Taking off of the visual language, we thoughtfully designed a range of brand collateral that looked clean and sophisticated while feeling welcoming at the same time. Using the petals and flower graphics as the central piece, we designed office stationery, patient and visitor consumables, packaging, signages and wayfinding tools, promotional material, operational collateral like labels and stickers, and even the hospital ambulance.
Our research showed that, unlike most business domains, healthcare solutions consist of various stakeholders catering to different audiences with diverse needs. Brand collateral like business cards had variations for different use cases — a dark-themed one for executives with qualification info, one for medical practitioners with availability and appointment details, a simpler one for the staff and technicians, and one for the organization itself (not for an individual).
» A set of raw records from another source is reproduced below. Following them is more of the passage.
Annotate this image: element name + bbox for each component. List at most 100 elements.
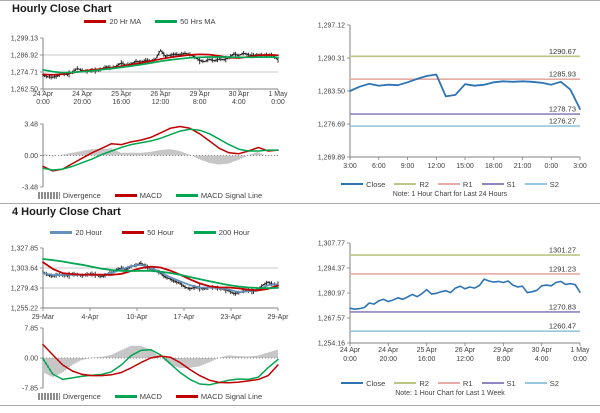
x-tick-label: 0:00 [544, 163, 558, 170]
x-tick-label: 20:00 [380, 356, 398, 363]
x-tick-label: 10-Apr [126, 314, 148, 321]
x-tick-label: 12:00 [428, 163, 446, 170]
x-tick-label: 20:00 [73, 99, 91, 106]
y-tick-label: 0.00 [24, 355, 38, 362]
r1-swatch [437, 382, 460, 384]
x-tick-label: 0:00 [573, 356, 587, 363]
level-label-r1: 1291.23 [549, 264, 576, 273]
level-label-r2: 1290.67 [549, 47, 576, 56]
series-close [349, 278, 581, 310]
macd-swatch [114, 193, 137, 197]
y-tick-label: 1,307.77 [318, 240, 345, 247]
series-close [42, 261, 279, 296]
y-tick-label: 1,279.43 [11, 285, 38, 292]
legend-item-divergence: Divergence [37, 190, 101, 200]
hourly-close-chart-title: Hourly Close Chart [12, 3, 112, 15]
macd-signal-swatch [175, 193, 198, 197]
x-tick-label: 26 Apr [150, 91, 171, 98]
one-hour-1week-chart: 1,307.77 1,294.37 1,280.97 1,267.57 1,254.16… [318, 240, 590, 363]
series-macd [42, 348, 279, 386]
x-tick-label: 12:00 [152, 99, 170, 106]
legend-item-macd: MACD [114, 392, 162, 401]
series-divergence [42, 148, 278, 165]
legend-label: Close [366, 179, 386, 189]
one-hour-24h-chart: 1,297.12 1,290.31 1,283.50 1,276.69 1,269.89… [318, 22, 587, 170]
hourly-macd-chart: 3.48 0.00 -3.48 [22, 121, 279, 191]
y-tick-label: 1,276.69 [318, 121, 345, 128]
x-tick-label: 23-Apr [220, 314, 242, 321]
y-tick-label: -7.85 [22, 385, 38, 392]
legend-label: R1 [462, 378, 473, 388]
50-hour-swatch [122, 230, 145, 234]
x-tick-label: 6:00 [372, 163, 386, 170]
x-tick-label: 4:00 [232, 99, 246, 106]
legend-label: S1 [506, 378, 516, 388]
x-tick-label: 25 Apr [111, 91, 132, 98]
macd-signal-swatch [175, 394, 198, 398]
legend-label: Divergence [62, 190, 101, 200]
y-tick-label: 1,286.92 [11, 52, 38, 59]
x-tick-label: 3:00 [343, 163, 357, 170]
s2-swatch [524, 382, 547, 384]
x-tick-label: 15:00 [456, 163, 474, 170]
series-divergence [42, 345, 278, 377]
y-tick-label: 1,280.97 [318, 290, 345, 297]
y-tick-label: 7.85 [24, 325, 38, 332]
pivot-24h-note: Note: 1 Hour Chart for Last 24 Hours [392, 191, 508, 198]
20hr-ma-swatch [84, 19, 107, 23]
legend-label: Close [366, 378, 386, 388]
four-hourly-macd-legend: Divergence MACD MACD Signal Line [0, 391, 300, 401]
legend-item-macd: MACD [114, 191, 162, 200]
bottom-divider [0, 405, 600, 406]
four-hourly-macd-chart: 7.85 0.00 -7.85 [22, 325, 279, 392]
x-tick-label: 21:00 [514, 163, 532, 170]
series-50-hour [42, 261, 279, 292]
legend-label: 50 Hour [147, 227, 174, 237]
legend-item-20hr-ma: 20 Hr MA [84, 17, 141, 26]
four-hourly-ma-legend: 20 Hour 50 Hour 200 Hour [0, 227, 300, 237]
y-tick-label: 1,255.22 [11, 305, 38, 312]
legend-item-macd-signal: MACD Signal Line [175, 392, 262, 401]
legend-label: S2 [549, 378, 559, 388]
x-tick-label: 24 Apr [378, 347, 399, 354]
r2-swatch [394, 183, 417, 185]
x-tick-label: 1 May [268, 91, 288, 98]
macd-swatch [114, 394, 137, 398]
close-swatch [341, 382, 364, 384]
x-tick-label: 1 May [570, 347, 590, 354]
y-tick-label: 0.00 [24, 153, 38, 160]
y-tick-label: 1,267.57 [318, 315, 345, 322]
x-tick-label: 25 Apr [417, 347, 438, 354]
series-macd [42, 125, 279, 172]
x-tick-label: 29 Apr [493, 347, 514, 354]
x-tick-label: 4-Apr [81, 314, 99, 321]
legend-item-close: Close [341, 180, 385, 189]
y-tick-label: 3.48 [24, 121, 38, 128]
legend-item-200-hour: 200 Hour [193, 228, 250, 237]
legend-item-s1: S1 [481, 180, 516, 189]
x-tick-label: 12:00 [456, 356, 474, 363]
legend-item-s2: S2 [524, 180, 559, 189]
legend-item-20-hour: 20 Hour [50, 228, 102, 237]
legend-item-divergence: Divergence [37, 392, 101, 401]
x-tick-label: 29-Mar [32, 314, 55, 321]
x-tick-label: 29-Apr [267, 314, 289, 321]
x-tick-label: 0:00 [343, 356, 357, 363]
series-close [349, 73, 581, 110]
series-200-hour [42, 258, 279, 289]
s2-swatch [524, 183, 547, 185]
x-tick-label: 24 Apr [340, 347, 361, 354]
middle-divider [0, 203, 600, 204]
r2-swatch [394, 382, 417, 384]
level-label-r1: 1285.93 [549, 70, 576, 79]
50hrs-ma-swatch [155, 19, 178, 23]
legend-item-s2: S2 [524, 378, 559, 388]
x-tick-label: 16:00 [418, 356, 436, 363]
y-tick-label: 1,269.89 [318, 154, 345, 161]
level-label-s1: 1278.73 [549, 105, 576, 114]
s1-swatch [481, 382, 504, 384]
200-hour-swatch [193, 230, 216, 234]
x-tick-label: 4:00 [535, 356, 549, 363]
legend-item-macd-signal: MACD Signal Line [175, 191, 262, 200]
Stationery such as envelopes, letterheads, folders, and ID cards also had variations for medical and non-medical, staff and patient use cases.
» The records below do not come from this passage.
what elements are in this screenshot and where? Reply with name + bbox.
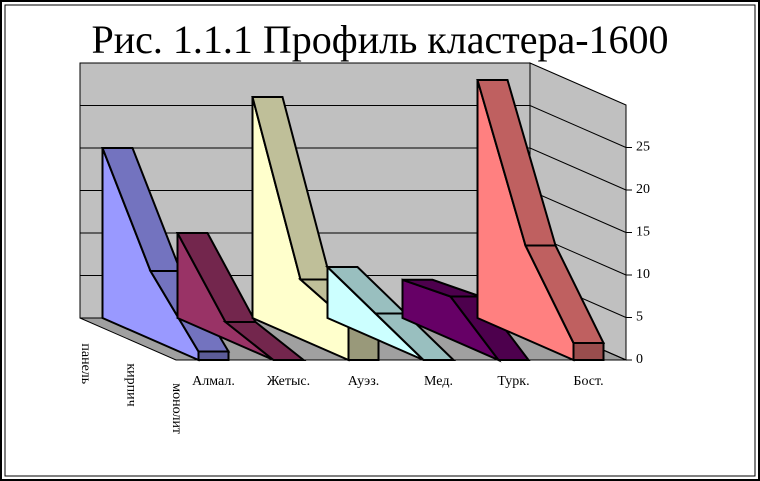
y-tick-label: 15 xyxy=(636,225,650,240)
depth-label: панель xyxy=(78,343,93,384)
series-label: Алмал. xyxy=(192,374,235,389)
series-label: Турк. xyxy=(497,374,529,389)
y-tick-label: 0 xyxy=(636,352,643,367)
grid-line xyxy=(80,147,627,191)
series-label: Бост. xyxy=(573,374,603,389)
y-tick-label: 25 xyxy=(636,140,650,155)
area-front xyxy=(197,350,230,361)
chart-title: Рис. 1.1.1 Профиль кластера-1600 xyxy=(91,17,668,62)
y-tick-label: 5 xyxy=(636,310,643,325)
depth-label: кирпич xyxy=(124,363,139,406)
series-label: Мед. xyxy=(424,374,453,389)
depth-label: монолит xyxy=(169,383,184,434)
series-label: Ауэз. xyxy=(348,374,379,389)
series-label: Жетыс. xyxy=(267,374,310,389)
frame-inner xyxy=(4,4,756,477)
y-tick-label: 10 xyxy=(636,267,650,282)
grid-line xyxy=(80,105,627,148)
y-tick-label: 20 xyxy=(636,182,650,197)
area-front xyxy=(572,342,605,361)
In today's digital age, self-diagnosis and readily available health information online have greatly impacted individual health decisions. Search engines are the first stop for 4 out of 5 people seeking health information. There is also the fact that many Indians today are still skeptical of allopathic medicine and turn to alternative sources of medicine like Ayurveda and homeopathy. Only after exhausting their options and when the symptoms persist, they tend to seek medical attention at the latest stage. And when searching for health information, they often feel anxious, afraid, or overwhelmed. It is crucial to establish trust and provide a hopeful and positive web experience for these individuals, especially during their most uncomfortable times.
Naruvi recognized this need for trust-building and sought to create a website that aligned with their values of providing considered, optimistic, patient-centric healthcare services. Beyond the look and feel of the website, as a hospital’s website, there were certain functional requirements to be met as well —
Drawing references from top global medical institutions as well as direct competitors in India, we iteratively designed a comprehensive sitemap and information architecture that ensured the content was organized and accessible with minimum friction for the visitor.
Using the brand graphics, soft combinations of colours from the palette and large negative spaces, we designed a landing page concept that looked pleasant and approachable. With clear CTAs on the landing fold for the most frequent use cases, users would find what they need with the minimum number of clicks. The sticky header made sure important information like emergency contact details or appointment booking forms were immediately accessible no matter where the user was on the website.
Consistency of the brand experience also extended to operational collateral like stickers, labels and posters. We focused on functional affordances for information design like visibility, legibility, conciseness and easy comprehension, while subtly incorporating the brand’s visual identity using type, colours and rounder corners. We created coherent designs for emergency code stickers, caution stickers, colour-coded drug labels, infusion and IV labels, consent forms, waste bin labels, handwash posters, and other important materials that help reduce confusion and increase patient and staff safety.